Give Before You Get - by Heidi Skinner


“Make a Facebook Fan Page because it doesn’t cost anything. Create a YouTube Brand Channel to house your video assets - YouTube allows you to do it for free. Befriend 100 people on MySpace and create a Ning community because there are no fees…” If you’ve ever allowed yourself to say these things, please adjust your social media compass.
The expectation that social media tactics are free initiatives is a huge fallacy to both agencies and marketers. There are four reasons why a good influential marketing strategy should cost you money:

1. Focusing your scope costs money. Take the guess work out of social media by engaging a buzz monitoring tool. Before you decide on your brand’s approach, gain insight on the topics, tonality and volume of conversations around our brand before you get started. If not, you aren’t truly fishing where the fish are.

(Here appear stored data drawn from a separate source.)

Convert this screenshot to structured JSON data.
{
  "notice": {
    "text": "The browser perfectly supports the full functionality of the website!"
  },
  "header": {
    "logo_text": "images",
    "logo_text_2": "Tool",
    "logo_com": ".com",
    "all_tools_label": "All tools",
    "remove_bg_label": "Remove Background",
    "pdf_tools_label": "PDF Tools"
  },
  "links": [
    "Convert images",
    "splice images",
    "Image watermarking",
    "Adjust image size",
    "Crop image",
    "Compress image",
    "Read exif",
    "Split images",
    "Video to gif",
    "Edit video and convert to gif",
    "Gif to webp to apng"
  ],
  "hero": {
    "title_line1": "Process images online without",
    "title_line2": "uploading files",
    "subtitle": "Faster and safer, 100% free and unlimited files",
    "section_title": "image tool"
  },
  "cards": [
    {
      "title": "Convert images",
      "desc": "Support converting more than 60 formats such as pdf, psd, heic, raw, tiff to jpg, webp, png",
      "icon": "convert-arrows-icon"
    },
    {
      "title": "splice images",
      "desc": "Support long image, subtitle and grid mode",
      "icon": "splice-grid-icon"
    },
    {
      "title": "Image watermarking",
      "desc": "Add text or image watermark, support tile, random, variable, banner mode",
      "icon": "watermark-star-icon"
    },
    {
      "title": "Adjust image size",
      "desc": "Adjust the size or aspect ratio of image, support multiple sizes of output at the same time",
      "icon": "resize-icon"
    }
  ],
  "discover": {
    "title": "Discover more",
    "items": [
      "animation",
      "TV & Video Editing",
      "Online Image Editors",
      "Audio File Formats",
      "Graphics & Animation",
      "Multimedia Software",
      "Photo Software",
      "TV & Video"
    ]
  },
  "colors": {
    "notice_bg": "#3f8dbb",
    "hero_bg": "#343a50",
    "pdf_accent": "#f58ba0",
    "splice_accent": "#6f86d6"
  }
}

2. Creative development costs money. Don’t let your media planners decide on social placement without consulting the creative and technical teams – and vice versa. At Critical Mass, we’re changing the model to make sure the “how” and the “what” happen in tandem to make sure that we’re not hap-hazardly repurposing TV or traditional online media messaging. If content is the currency in this environment, we need invest in our message.

3. Getting people to talk to you costs money. Sites like Facebook and YouTube are so large that a great effort is needed to cut through the clutter. While standard banner buys aren’t the solution, a dedicated effort is needed to monitor and grow community-based conversations.

4. Tracking costs money. Because brand presence in social places has yet to be perfected, it’s imperative that we calculate risk, set benchmarks for both branding and quantitative study to be able to scale in the future.

Done correctly, influential marketing strategies aren’t cost-prohibitive, but we need to accept the fact that 100,000,000 new pieces of content are posted within the social sphere every week. To cut through the clutter, we need to start taking social media seriously. Be prepared to give before you get.